Les quatorze musées de la ville de Paris affichent également un recul moyen de 7% du nombre de visiteurs, à l'exception du musée d'Art moderne, qui progresse de 14%.
Les monuments et sites gérés par le Centre des monuments nationaux (CMN) sont également orientés à la baisse, mais dans des proportions moindres, avec une baisse moyenne de fréquentation de l'ordre de 3%. Certains sites prestigieux et très touristiques affichent toutefois des reculs plus importants, comme le château de Versailles (-4%) ou celui de Fontainebleau (-9%).

Les attentats pèsent...

Le lien entre ce recul très marqué et les attentats de 2015 est indéniable, surtout sur la fin de l'année. Pour les musées les plus connus à l'international, la baisse de fréquentation résulte en premier lieu du moindre nombre de touristes internationaux, mais aussi français. Sur l'ensemble du mois de novembre (les attentats ayant eu lieu le 13), le nombre de nuitées hôtelières a ainsi diminué - par rapport à novembre 2014 - de 11,9% à Paris, de 6,9% en Ile-de-France et de 1,7% sur la France entière. Ce sont autant de visiteurs potentiels en moins pour les grands sites et musées.
Mais d'autres éléments - s'ils ne suffisent pas à éclairer la tendance générale - peuvent néanmoins expliquer certaines évolutions particulières. Ainsi, le musée d'Art moderne s'est distingué en 2015 par une programmation innovante, mais aussi des valeurs sûres comme Andy Warhol.

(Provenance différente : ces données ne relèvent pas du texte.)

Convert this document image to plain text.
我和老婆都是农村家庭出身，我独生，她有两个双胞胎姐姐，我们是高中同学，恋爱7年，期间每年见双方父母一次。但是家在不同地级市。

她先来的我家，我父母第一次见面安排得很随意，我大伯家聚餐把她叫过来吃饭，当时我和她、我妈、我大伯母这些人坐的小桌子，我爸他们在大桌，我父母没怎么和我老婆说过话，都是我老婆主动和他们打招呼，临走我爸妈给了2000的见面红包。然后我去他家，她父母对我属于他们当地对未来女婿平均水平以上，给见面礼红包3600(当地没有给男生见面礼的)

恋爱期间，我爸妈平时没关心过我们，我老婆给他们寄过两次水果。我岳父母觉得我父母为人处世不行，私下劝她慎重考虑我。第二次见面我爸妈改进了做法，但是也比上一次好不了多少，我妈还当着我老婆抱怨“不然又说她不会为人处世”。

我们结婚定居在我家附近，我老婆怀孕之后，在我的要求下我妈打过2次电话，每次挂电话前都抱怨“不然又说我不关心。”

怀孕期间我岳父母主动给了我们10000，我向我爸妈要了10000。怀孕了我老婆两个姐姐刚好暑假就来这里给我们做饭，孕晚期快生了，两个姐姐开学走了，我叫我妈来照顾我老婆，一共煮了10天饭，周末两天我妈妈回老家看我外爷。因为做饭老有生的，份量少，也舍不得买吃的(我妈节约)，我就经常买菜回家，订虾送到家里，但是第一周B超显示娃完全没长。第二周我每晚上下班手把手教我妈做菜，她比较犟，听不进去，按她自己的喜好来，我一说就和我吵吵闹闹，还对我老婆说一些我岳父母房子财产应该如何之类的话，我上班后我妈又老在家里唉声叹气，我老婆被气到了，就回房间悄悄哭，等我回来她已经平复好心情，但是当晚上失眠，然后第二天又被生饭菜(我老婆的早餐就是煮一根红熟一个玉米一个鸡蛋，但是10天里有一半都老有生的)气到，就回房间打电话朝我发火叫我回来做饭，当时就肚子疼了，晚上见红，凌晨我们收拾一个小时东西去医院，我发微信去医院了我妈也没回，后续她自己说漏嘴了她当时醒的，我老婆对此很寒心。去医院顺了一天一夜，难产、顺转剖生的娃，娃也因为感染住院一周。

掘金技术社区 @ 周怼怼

De même, Orsay a tablé sur des expositions très grand public, pour ne pas dire à la limite de la provocation (le nu masculin, la prostitution…).

... mais n'expliquent pas tout

A l'inverse, certains musées connaissent une crise plus profonde, antérieure aux attentats. C'est, à l'évidence, le cas du centre Pompidou - concurrencé par le musée d'Art moderne ou la fondation Louis-Vuitton -, où la baisse de 11% succède à -7% en 2014. Dans d'autres cas, c'est l'actualité - ou son absence - qui jouent : le musée de l'Armée, qui avait battu son record de fréquentation en 2014 (centenaire du déclenchement de la Première Guerre mondiale), n'a pas évidemment connu un contexte aussi porteur en 2015...
Pour porter un jugement sur l'ensemble de la fréquentation des musées en 2015, il reste à connaître les chiffres des grands établissements de province. Ceux-ci ne devraient pas afficher, en moyenne, un recul similaire à ceux des musées franciliens, d'autant qu'ils seront portés par l'ouverture de nouveaux lieux comme le musée de Confluences à Lyon (ouvert le 20 décembre 2014, il comptait plus de 800.000 visiteurs pour son premier anniversaire). Mais ces grands musées, qui ont connu des démarrages en flèche, pourraient montrer des signes d'essoufflement (Mucem, Louvre-Lens...), quand il ne s'agit pas de difficultés durables (Pompidou-Metz).